Lewandowski has also been advising the congressional campaign for Matt Mowers, who is running as a Republican in Lewandowski’s home state of New Hampshire. A Mowers campaign spokesperson told Manchester station WMUR on Wednesday that Lewandowski only serves in a volunteer capacity. “We appreciate that Corey is lending his time and talents to our campaign, and we have no further comment,” the spokesperson said in a statement.
Odom is the third woman to accuse Lewandowski of assault. In 2016, local authorities in Palm Beach charged the then-campaign manager with misdemeanor battery after then-Breitbart reporter, Michelle Fields, filed a police report alleging he had grabbed her at a Trump event. The charge was eventually dropped. In late 2017, singer and MAGA acolyte Joy Villa filed a police report alleging that Lewandowski had slapped her buttocks—an accusation Odom made as well. It’s unclear what came of Villa’s report.
A few months after Villa went public, the White House, in conversations with Republican allies on Capitol Hill, privately blamed Lewandowski for running a “smear campaign” alleging staff secretary Rob Porter had emotionally and physically abused two of his ex-wives.
Trashelle Odom’s press statement said, according to Politico, she had decided to come forward about Lewandowski because “he needs to be held accountable.”

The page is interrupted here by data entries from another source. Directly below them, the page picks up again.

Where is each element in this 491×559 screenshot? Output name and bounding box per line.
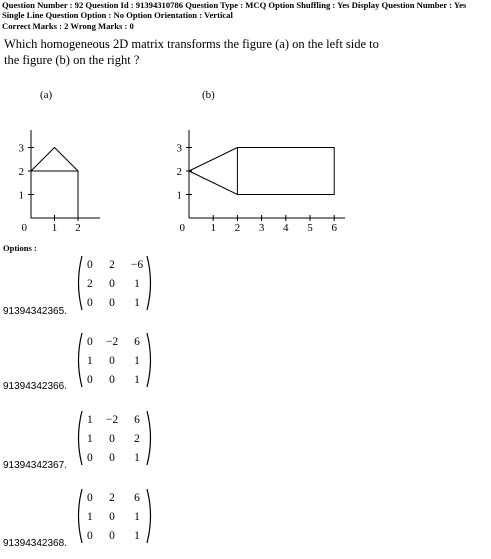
figure-b-x-tick-label: 3 bbox=[258, 222, 265, 234]
figure-b-shape bbox=[189, 148, 334, 195]
matrix-cell: 1 bbox=[87, 414, 93, 426]
question-text-line-2: the figure (b) on the right ? bbox=[4, 53, 140, 67]
figure-a-y-tick-label: 1 bbox=[18, 189, 24, 202]
matrix-cell: −2 bbox=[105, 336, 119, 348]
option-3-matrix bbox=[75, 409, 155, 469]
figure-a-y-tick-label: 2 bbox=[18, 166, 24, 178]
left-paren bbox=[79, 256, 83, 310]
matrix-cell: 6 bbox=[134, 414, 140, 426]
matrix-cell: 0 bbox=[87, 530, 93, 542]
matrix-cell: 1 bbox=[87, 511, 93, 523]
left-paren bbox=[79, 411, 83, 465]
figure-b bbox=[160, 100, 360, 235]
figure-b-x-tick-label: 4 bbox=[283, 222, 289, 234]
figure-b-y-tick-label: 1 bbox=[176, 189, 182, 202]
figure-b-x-tick-label: 6 bbox=[331, 222, 337, 234]
matrix-cell: 0 bbox=[87, 452, 93, 464]
matrix-cell: 1 bbox=[134, 530, 140, 542]
matrix-cell: 0 bbox=[109, 355, 115, 367]
matrix-cell: 1 bbox=[87, 355, 93, 367]
figure-a bbox=[0, 100, 130, 235]
figure-b-y-tick-label: 2 bbox=[176, 166, 182, 178]
option-2-matrix bbox=[75, 331, 155, 391]
figure-a-shape bbox=[31, 148, 78, 219]
matrix-cell: 1 bbox=[134, 374, 140, 386]
matrix-cell: −2 bbox=[105, 414, 119, 426]
matrix-cell: 1 bbox=[134, 511, 140, 523]
option-2-id[interactable]: 91394342366. bbox=[3, 381, 67, 392]
matrix-cell: 0 bbox=[87, 297, 93, 309]
question-meta-line-1: Question Number : 92 Question Id : 91394310786 Question Type : MCQ Option Shuffling : Yes Display Question Number : Yes bbox=[2, 0, 467, 10]
figure-a-y-tick-label: 3 bbox=[18, 142, 24, 155]
figure-b-y-tick-label: 3 bbox=[176, 142, 182, 155]
matrix-cell: 2 bbox=[109, 259, 115, 271]
option-3-id[interactable]: 91394342367. bbox=[3, 460, 67, 471]
matrix-cell: 0 bbox=[109, 433, 115, 445]
matrix-cell: 0 bbox=[87, 259, 93, 271]
figure-b-label: (b) bbox=[202, 89, 215, 101]
matrix-cell: 0 bbox=[109, 452, 115, 464]
matrix-cell: 0 bbox=[87, 374, 93, 386]
right-paren bbox=[147, 411, 151, 465]
options-label: Options : bbox=[3, 243, 37, 253]
figure-b-x-tick-label: 1 bbox=[210, 222, 216, 234]
option-4-id[interactable]: 91394342368. bbox=[3, 538, 67, 549]
matrix-cell: 2 bbox=[87, 278, 93, 290]
matrix-cell: 0 bbox=[109, 511, 115, 523]
matrix-cell: 2 bbox=[109, 492, 115, 504]
matrix-cell: 0 bbox=[87, 492, 93, 504]
question-text-line-1: Which homogeneous 2D matrix transforms the figure (a) on the left side to bbox=[4, 37, 379, 51]
matrix-cell: 0 bbox=[109, 374, 115, 386]
question-meta-line-2: Single Line Question Option : No Option Orientation : Vertical bbox=[2, 10, 233, 20]
matrix-cell: 6 bbox=[134, 492, 140, 504]
figure-a-origin-label: 0 bbox=[21, 222, 27, 234]
figure-b-x-tick-label: 2 bbox=[234, 222, 241, 234]
marks-line: Correct Marks : 2 Wrong Marks : 0 bbox=[2, 21, 134, 31]
option-1-id[interactable]: 91394342365. bbox=[3, 306, 67, 317]
matrix-cell: −6 bbox=[130, 259, 144, 271]
matrix-cell: 1 bbox=[134, 278, 140, 290]
left-paren bbox=[79, 489, 83, 543]
matrix-cell: 1 bbox=[134, 452, 140, 464]
matrix-cell: 0 bbox=[109, 530, 115, 542]
matrix-cell: 2 bbox=[134, 433, 140, 445]
right-paren bbox=[147, 333, 151, 387]
matrix-cell: 6 bbox=[134, 336, 140, 348]
option-4-matrix bbox=[75, 487, 155, 547]
right-paren bbox=[147, 256, 151, 310]
matrix-cell: 1 bbox=[134, 355, 140, 367]
figure-a-x-tick-label: 2 bbox=[75, 222, 81, 234]
option-1-matrix bbox=[75, 254, 155, 314]
matrix-cell: 1 bbox=[134, 297, 140, 309]
matrix-cell: 0 bbox=[109, 278, 115, 290]
matrix-cell: 0 bbox=[109, 297, 115, 309]
right-paren bbox=[147, 489, 151, 543]
figure-a-label: (a) bbox=[40, 89, 53, 101]
figure-a-x-tick-label: 1 bbox=[51, 222, 58, 234]
matrix-cell: 0 bbox=[87, 336, 93, 348]
figure-b-origin-label: 0 bbox=[179, 222, 185, 234]
left-paren bbox=[79, 333, 83, 387]
matrix-cell: 1 bbox=[87, 433, 93, 445]
figure-b-x-tick-label: 5 bbox=[307, 222, 313, 234]
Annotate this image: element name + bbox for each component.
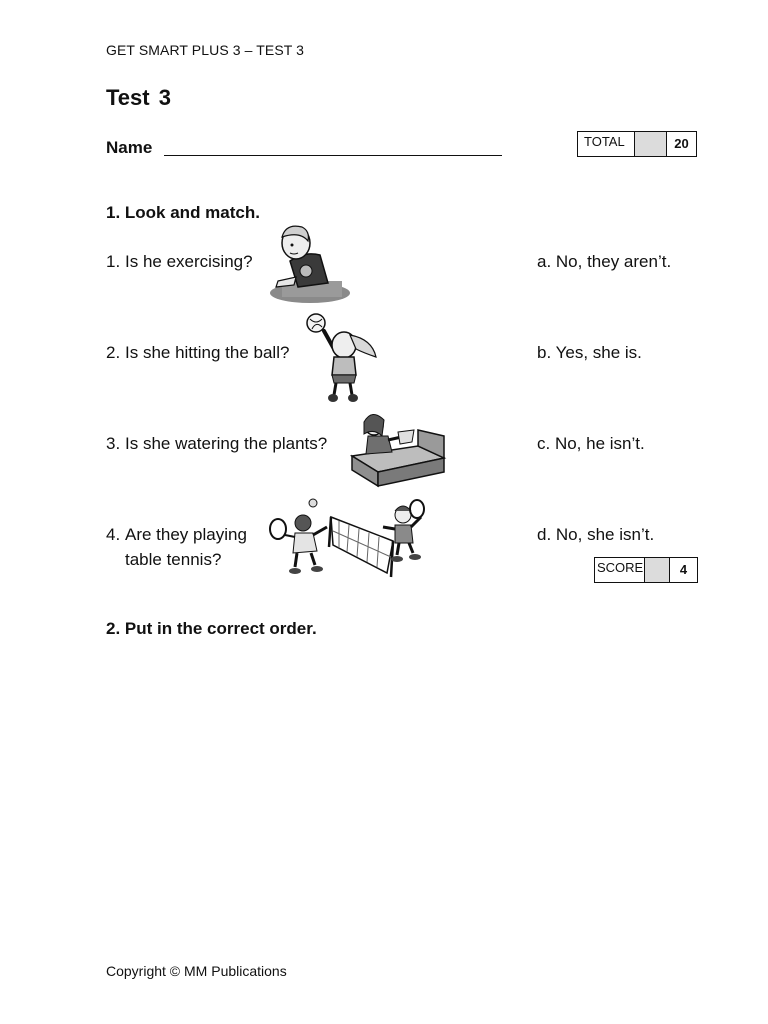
question-number: 4.: [106, 525, 121, 544]
kids-playing-tennis-picture: [267, 487, 435, 585]
question-1: [106, 249, 253, 274]
question-4: [106, 522, 247, 572]
total-label: TOTAL: [578, 132, 635, 156]
question-text: Are they playing: [125, 525, 247, 544]
question-2: [106, 340, 289, 365]
question-number: 3.: [106, 434, 121, 453]
question-number: 1.: [106, 252, 121, 271]
copyright-footer: Copyright © MM Publications: [106, 963, 287, 979]
name-field-line[interactable]: [164, 155, 502, 156]
answer-a: a. No, they aren’t.: [537, 252, 672, 271]
question-number: 2.: [106, 343, 121, 362]
section-1-score-box: [594, 557, 698, 583]
total-score-cell[interactable]: [635, 132, 667, 156]
section-1-heading: 1. Look and match.: [106, 203, 260, 222]
question-3: [106, 431, 327, 456]
score-value: 4: [679, 562, 688, 577]
total-value: 20: [674, 136, 689, 151]
score-label: SCORE: [595, 558, 645, 582]
page-title: Test 3: [106, 85, 171, 110]
answer-d: d. No, she isn’t.: [537, 525, 655, 544]
boy-exercising-picture: [268, 221, 352, 305]
answer-b: b. Yes, she is.: [537, 343, 642, 362]
score-cell[interactable]: [645, 558, 670, 582]
page-header: GET SMART PLUS 3 – TEST 3: [106, 42, 305, 58]
total-score-box: [577, 131, 697, 157]
question-text: Is she hitting the ball?: [125, 343, 290, 362]
question-text: Is she watering the plants?: [125, 434, 328, 453]
question-text-continued: table tennis?: [125, 550, 222, 569]
question-text: Is he exercising?: [125, 252, 253, 271]
section-2-heading: 2. Put in the correct order.: [106, 619, 317, 638]
name-label: Name: [106, 138, 153, 157]
answer-c: c. No, he isn’t.: [537, 434, 645, 453]
girl-making-bed-picture: [348, 406, 450, 490]
girl-hitting-ball-picture: [302, 309, 384, 405]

“I am blessed to have a loving husband and family behind me,” the statement continued. “I want other women to know that you can be heard, too, and together we can stop terrible things like this from happening.”
Still, it would not be unheard of for the former president to keep Lewandowski in his orbit in another, potentially informal, capacity. After all, Trump has a long history of sticking by men who have been credibly accused of sexual harassment and worse.
Trump, himself, has been accused of sexual misconduct by at least 26 women, with allegations on a spectrum from verbal harassment to infidelity to assault to rape, none of which got traction among his die-hard base. Two of those accusers—former Apprentice contestant Summer Zervos and columnist E. Jean Carroll, who filed defamation suits after Trump denied their allegations of sexual assault and rape, respectively—may soon have their day in court. Judges in both cases recently ruled that the lawsuits can proceed.
And while Porter resigned after the reports of abuse surfaced, the White House still voiced support—as Trump has done for a number of friends, including Trump’s Supreme Court pick Brett Kavanaugh, former Alabama senatorial candidate Roy Moore, GOP megadonor Steve Wynn, and famous boxer Mike Tyson, all of whom have been accused of assaulting women.
For his part, Lewandowski, a divisive presence in Trumpland, has bounced back from a number of conflicts or disagreements with people in Trump’s orbit—including, for a time, the former president. In 2017, Trump offered his former top aide a job with the administration, which Lewandowski, as The Daily Beast reported, rejected, characterizing the position as “beneath him.” Three years later, Trump, in the final weeks of his term, appointed Lewandowski to a Pentagon advisory board, which President Joe Biden blocked in early February.
Lewandowski’s bridge-burning has carried over into MAGA Action. In August, The Daily Beast reported that his super-PAC appointment reflected larger rifts in Trumpland after the former president begrudgingly left office in January. Immediately following the Jan. 6 attack on the U.S. Capitol that Trump instigated, Lewandowski was chief among a group of old friends still willing to proffer unconditional political support. (The rest of the power players in the GOP would later fall in line.)
Prior to the announcement of Lewandowski’s departure from the super PAC, one person close to the former president predicted that considering the history between the two MAGA stalwarts, Trump will likely “stick by Corey like he always has.”
“But good luck raising money into that super PAC, because no one will give money to [an alleged] sexual predator,” this person added.